Why are the reactants in the solubility product constant multiplied by their coefficients and raised to the power of their coefficients?

Question

It is probably easiest for me to explain the question in an example. Consider the following chemical reaction:

$\ce{MgF2(s) -> Mg^{2+} (aq) + 2F- (aq)}$

Plugging this into the formula for the solubility product constant, $K_{sp}=[M^{y+}]^{x}[A^{x-}]^{y}$, we get:

$K_{sp}=[\ce{Mg^{2+}}][\ce{F-}]^{2}$.

The solubility product constant for magnesium fluoride is $5.16\times10^{-11}$. To determine molar solubility, the equation to solve for magnesium and fluoride is $5.16\times10^{-11}=X\times (2X)^{2}$.

$X$ is magnesium and $(2X)^{2}$ is fluoride. This is because there are two moles of fluoride for every one mole of $\ce{MgFl_{2}}$, and one mole of magnesium for every one mole of $\ce{MgFl_{2}}$. (Please correct me if I'm wrong anywhere.)

But here's whats confusing to me. Why is fluoride denoted as $(2X)^{2}$? I know that there are two moles of fluoride per one mole of magnesium fluoride, but why does it need to be denoted by being both multiplied to its coefficient and raised to the power of that coefficient?

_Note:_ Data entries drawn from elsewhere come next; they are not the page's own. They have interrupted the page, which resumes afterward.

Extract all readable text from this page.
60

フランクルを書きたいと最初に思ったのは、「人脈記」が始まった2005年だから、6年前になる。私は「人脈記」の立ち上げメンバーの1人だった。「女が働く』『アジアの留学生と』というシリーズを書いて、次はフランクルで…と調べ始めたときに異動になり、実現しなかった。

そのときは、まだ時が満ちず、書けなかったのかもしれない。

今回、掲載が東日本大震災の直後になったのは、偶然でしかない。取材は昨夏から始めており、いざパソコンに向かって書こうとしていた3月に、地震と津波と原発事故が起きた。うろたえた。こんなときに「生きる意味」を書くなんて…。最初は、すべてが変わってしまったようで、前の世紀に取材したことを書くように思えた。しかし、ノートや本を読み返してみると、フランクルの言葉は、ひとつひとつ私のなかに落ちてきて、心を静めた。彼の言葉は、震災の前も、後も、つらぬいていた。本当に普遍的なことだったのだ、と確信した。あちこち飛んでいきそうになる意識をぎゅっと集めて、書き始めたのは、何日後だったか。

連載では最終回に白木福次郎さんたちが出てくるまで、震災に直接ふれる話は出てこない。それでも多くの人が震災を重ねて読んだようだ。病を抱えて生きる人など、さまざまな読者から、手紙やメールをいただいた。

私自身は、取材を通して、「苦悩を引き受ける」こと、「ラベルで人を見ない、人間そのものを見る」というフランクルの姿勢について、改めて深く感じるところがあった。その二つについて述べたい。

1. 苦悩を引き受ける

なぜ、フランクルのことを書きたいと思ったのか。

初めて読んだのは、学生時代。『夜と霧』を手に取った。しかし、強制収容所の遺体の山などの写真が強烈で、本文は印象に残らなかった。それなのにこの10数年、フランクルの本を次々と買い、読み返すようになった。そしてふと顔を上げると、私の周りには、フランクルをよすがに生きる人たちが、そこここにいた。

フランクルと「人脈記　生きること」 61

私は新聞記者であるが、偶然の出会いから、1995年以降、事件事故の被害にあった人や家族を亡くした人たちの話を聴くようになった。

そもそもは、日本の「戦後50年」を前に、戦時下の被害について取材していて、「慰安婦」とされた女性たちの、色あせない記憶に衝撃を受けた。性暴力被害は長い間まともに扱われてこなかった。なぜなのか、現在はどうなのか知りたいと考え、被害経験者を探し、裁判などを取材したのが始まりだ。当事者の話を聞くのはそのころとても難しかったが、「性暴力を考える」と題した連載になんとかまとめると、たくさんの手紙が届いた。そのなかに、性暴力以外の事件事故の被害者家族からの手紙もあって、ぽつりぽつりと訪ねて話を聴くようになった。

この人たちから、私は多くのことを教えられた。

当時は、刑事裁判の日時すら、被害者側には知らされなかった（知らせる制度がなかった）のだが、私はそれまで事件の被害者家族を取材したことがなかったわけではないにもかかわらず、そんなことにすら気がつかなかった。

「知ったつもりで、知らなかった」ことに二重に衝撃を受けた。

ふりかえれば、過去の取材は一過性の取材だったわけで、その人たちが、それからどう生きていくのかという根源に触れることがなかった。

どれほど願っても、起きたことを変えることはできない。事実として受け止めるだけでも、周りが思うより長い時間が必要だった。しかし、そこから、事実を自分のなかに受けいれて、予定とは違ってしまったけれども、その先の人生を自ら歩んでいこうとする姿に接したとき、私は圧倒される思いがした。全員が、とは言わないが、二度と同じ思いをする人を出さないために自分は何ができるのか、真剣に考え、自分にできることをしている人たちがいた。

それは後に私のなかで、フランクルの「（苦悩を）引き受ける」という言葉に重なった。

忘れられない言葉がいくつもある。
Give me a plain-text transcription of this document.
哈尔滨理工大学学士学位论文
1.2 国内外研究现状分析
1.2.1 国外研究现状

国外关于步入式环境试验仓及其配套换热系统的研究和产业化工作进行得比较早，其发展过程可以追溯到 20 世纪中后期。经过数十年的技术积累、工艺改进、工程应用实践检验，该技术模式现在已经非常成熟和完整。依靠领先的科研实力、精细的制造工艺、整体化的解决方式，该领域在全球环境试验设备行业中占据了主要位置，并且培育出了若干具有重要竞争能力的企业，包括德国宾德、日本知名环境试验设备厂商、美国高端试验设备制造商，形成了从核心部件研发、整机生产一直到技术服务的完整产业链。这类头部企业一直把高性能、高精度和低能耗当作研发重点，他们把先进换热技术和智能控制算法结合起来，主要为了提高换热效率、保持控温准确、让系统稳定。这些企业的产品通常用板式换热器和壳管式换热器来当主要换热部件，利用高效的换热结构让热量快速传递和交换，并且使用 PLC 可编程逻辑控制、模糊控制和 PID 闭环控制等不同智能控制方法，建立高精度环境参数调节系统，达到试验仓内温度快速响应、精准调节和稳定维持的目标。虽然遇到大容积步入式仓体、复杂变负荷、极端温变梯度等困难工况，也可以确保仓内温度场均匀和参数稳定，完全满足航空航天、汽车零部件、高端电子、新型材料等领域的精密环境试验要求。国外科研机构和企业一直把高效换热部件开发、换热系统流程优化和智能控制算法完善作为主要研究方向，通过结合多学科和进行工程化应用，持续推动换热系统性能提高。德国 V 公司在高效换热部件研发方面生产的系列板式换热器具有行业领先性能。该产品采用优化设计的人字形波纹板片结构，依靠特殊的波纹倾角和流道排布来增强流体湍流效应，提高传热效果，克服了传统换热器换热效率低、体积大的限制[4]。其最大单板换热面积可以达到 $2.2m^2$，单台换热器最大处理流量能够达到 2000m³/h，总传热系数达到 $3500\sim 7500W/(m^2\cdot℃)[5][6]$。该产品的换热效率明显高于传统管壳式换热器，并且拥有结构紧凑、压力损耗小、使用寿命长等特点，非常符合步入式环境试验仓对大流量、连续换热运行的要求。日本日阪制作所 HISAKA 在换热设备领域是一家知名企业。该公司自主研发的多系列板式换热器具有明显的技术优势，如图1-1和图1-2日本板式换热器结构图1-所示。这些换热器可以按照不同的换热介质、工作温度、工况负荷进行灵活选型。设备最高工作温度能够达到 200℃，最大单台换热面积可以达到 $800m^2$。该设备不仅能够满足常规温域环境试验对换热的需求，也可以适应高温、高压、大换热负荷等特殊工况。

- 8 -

Sources: Magnesium Fluoride Solubility product constant

Answer 1

The reason why in the equilibrium constant expression, the concentration is to the power of coefficient is because the above equation can be written like this: $$\ce{MgF_2(s) -> Mg^{2+} (aq) + F^- + F^- (aq)}$$ Hence when you plug this into the equilibrium constant expression, you get this: $$K_{sp}=[\ce{Mg^{2+}}][\ce{F-}][\ce{F-}]$$ which becomes the equivalent to:$$K_{sp}=[\ce{Mg^{2+}}][\ce{F-}]^{2}$$ So really the equilibrium constant is proportional to the square of the concentration of fluoride. So that is the reason for the square. However, the concentration of fluoride is twice as much as the concentration of Mg, hence that is the reason for the multiplying the concentration of fluoride by 2. So that is why fluoride is denoted as $(2X)^2$.